The foreigner snorted. “Funny, Oman’s my name, too.”
“Funny,” I agreed drily, a smile pulling at my mouth all the same. I reckoned half the men born in Miraji were called Oman, after our exalted Sultan. I didn’t know if their parents figured it would win them favor with our ruler—not that they’d ever get so much as spitting distance from him—or if they thought God might give them favor by mistake. But I did know that the stranger wasn’t named Oman any more than I was. Everything about him was foreign, from his eyes to the angles in his face and the way he wore his desert clothes like they didn’t belong against his skin. Even his words were tinged with an accent, though he spoke cleaner Mirajin than most folks around here.

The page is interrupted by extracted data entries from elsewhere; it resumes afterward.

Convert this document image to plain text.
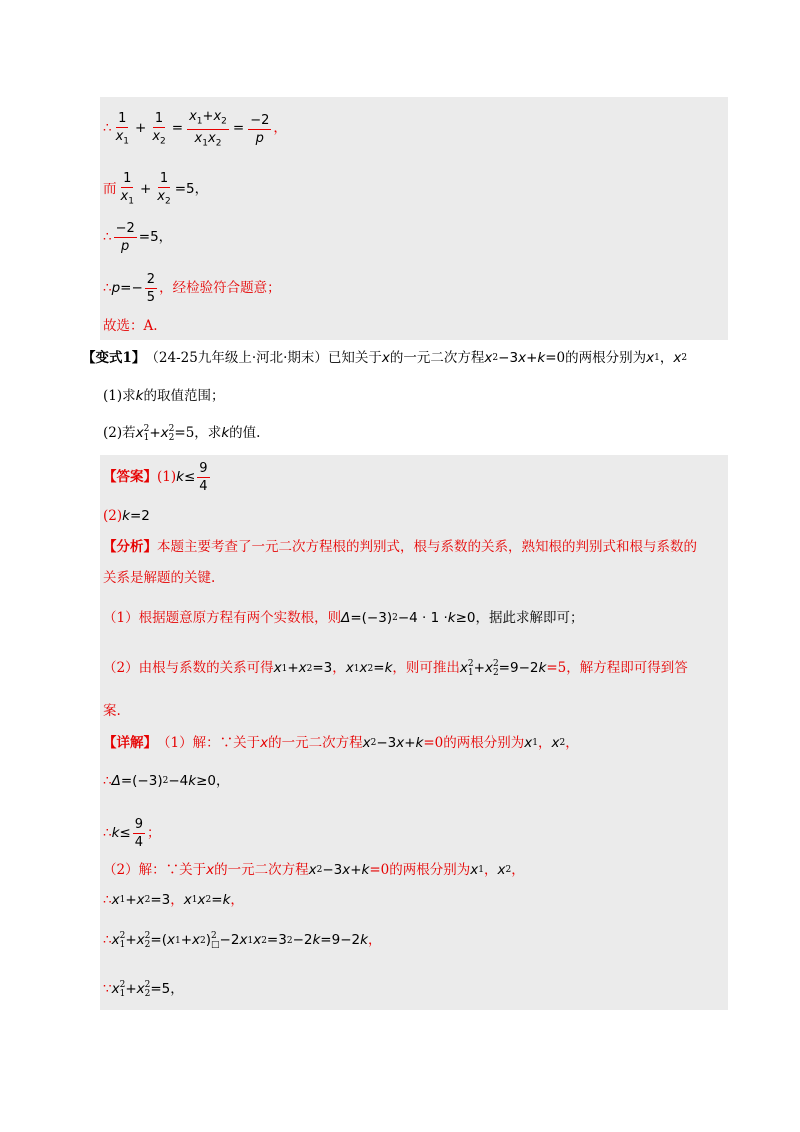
∴ $\frac{1}{x_1} + \frac{1}{x_2} = \frac{x_1+x_2}{x_1x_2} = \frac{-2}{p}$ ，
而 $\frac{1}{x_1} + \frac{1}{x_2} =5$，
∴ $\frac{-2}{p} =5$，
∴ $p =- \frac{2}{5}$ ， 经检验符合题意；
故选：A.
【变式1】 （24-25九年级上·河北·期末）已知关于 x 的一元二次方程 x 2 −3 x + k =0的两根分别为 x 1 ， x 2
(1)求 k 的取值范围；
(2)若 x 2
1 + x 2
2 =5，求 k 的值.
【答案】 (1) $k \le \frac{9}{4}$
(2) k =2
【分析】 本题主要考查了一元二次方程根的判别式，根与系数的关系，熟知根的判别式和根与系数的
关系是解题的关键.
（1）根据题意原方程有两个实数根，则 Δ = (−3) 2 −4 · 1 · k ≥0，据此求解即可；
（2）由根与系数的关系可得 x 1 + x 2 =3 ， x 1 x 2 = k ，则可推出 x 2
1 + x 2
2 =9−2 k =5，解方程即可得到答
案.
【详解】 （1）解：∵关于 x 的一元二次方程 x 2 −3 x + k =0的两根分别为 x 1 ， x 2 ，
∴ Δ = (−3) 2 −4 k ≥0，
∴ $k \le \frac{9}{4}$ ；
（2）解：∵关于 x 的一元二次方程 x 2 −3 x + k =0的两根分别为 x 1 ， x 2 ，
∴ x 1 + x 2 =3 ， x 1 x 2 = k ，
∴ x 2
1 + x 2
2 = ( x 1 + x 2 ) 2
□ −2 x 1 x 2 =3 2 −2 k =9−2 k ，
∵ x 2
1 + x 2
2 =5，
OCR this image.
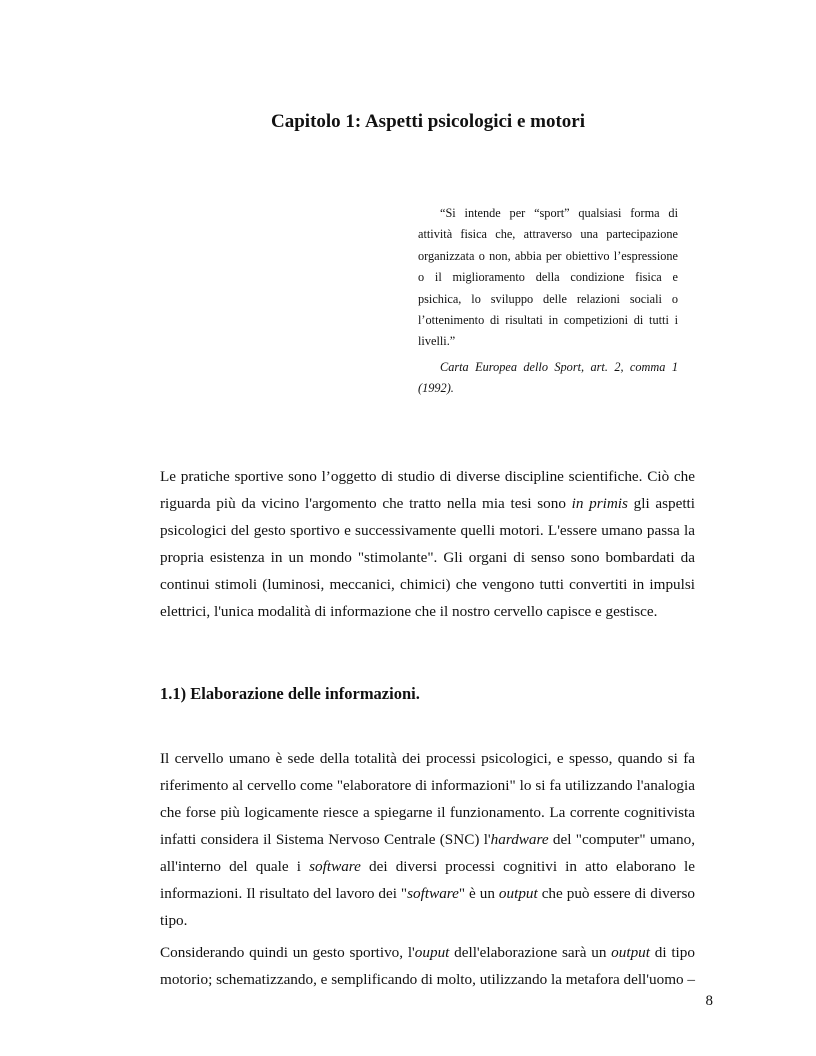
Capitolo 1: Aspetti psicologici e motori

“Si intende per “sport” qualsiasi forma di attività fisica che, attraverso una partecipazione organizzata o non, abbia per obiettivo l’espressione o il miglioramento della condizione fisica e psichica, lo sviluppo delle relazioni sociali o l’ottenimento di risultati in competizioni di tutti i livelli.”

Carta Europea dello Sport, art. 2, comma 1 (1992).

Le pratiche sportive sono l’oggetto di studio di diverse discipline scientifiche. Ciò che riguarda più da vicino l'argomento che tratto nella mia tesi sono in primis gli aspetti psicologici del gesto sportivo e successivamente quelli motori. L'essere umano passa la propria esistenza in un mondo "stimolante". Gli organi di senso sono bombardati da continui stimoli (luminosi, meccanici, chimici) che vengono tutti convertiti in impulsi elettrici, l'unica modalità di informazione che il nostro cervello capisce e gestisce.

1.1) Elaborazione delle informazioni.

Il cervello umano è sede della totalità dei processi psicologici, e spesso, quando si fa riferimento al cervello come "elaboratore di informazioni" lo si fa utilizzando l'analogia che forse più logicamente riesce a spiegarne il funzionamento. La corrente cognitivista infatti considera il Sistema Nervoso Centrale (SNC) l'hardware del "computer" umano, all'interno del quale i software dei diversi processi cognitivi in atto elaborano le informazioni. Il risultato del lavoro dei "software" è un output che può essere di diverso tipo.

Considerando quindi un gesto sportivo, l'ouput dell'elaborazione sarà un output di tipo motorio; schematizzando, e semplificando di molto, utilizzando la metafora dell'uomo –

8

“Where you from, anyhow?” I asked before I could stop myself. Every time I opened my mouth it was another chance to get found out for a girl. But I couldn’t help myself.
The foreigner took a swig of water. “Nowhere in particular. You?”
“Nowhere interesting.” I could play that game, too.
“Thirsty?” He offered me the skin, his attention a little too sharp. I was parched, but I didn’t dare lift my sheema, not even a little. Besides, this was the desert. You got used to being thirsty.
“I’ll live,” I said, trying not to run my tongue over my dried lips.
“Suit yourself.” He took a long drink. I watched his throat rise and fall greedily. “Our friend certainly seems to be. Thirsty, that is.”
I followed his gaze to Dahmad. He was draining another bottle, his face red.
“So much the better for you.” I shrugged. “I was going to beat you both anyhow. At least you’re bound to come in second now.”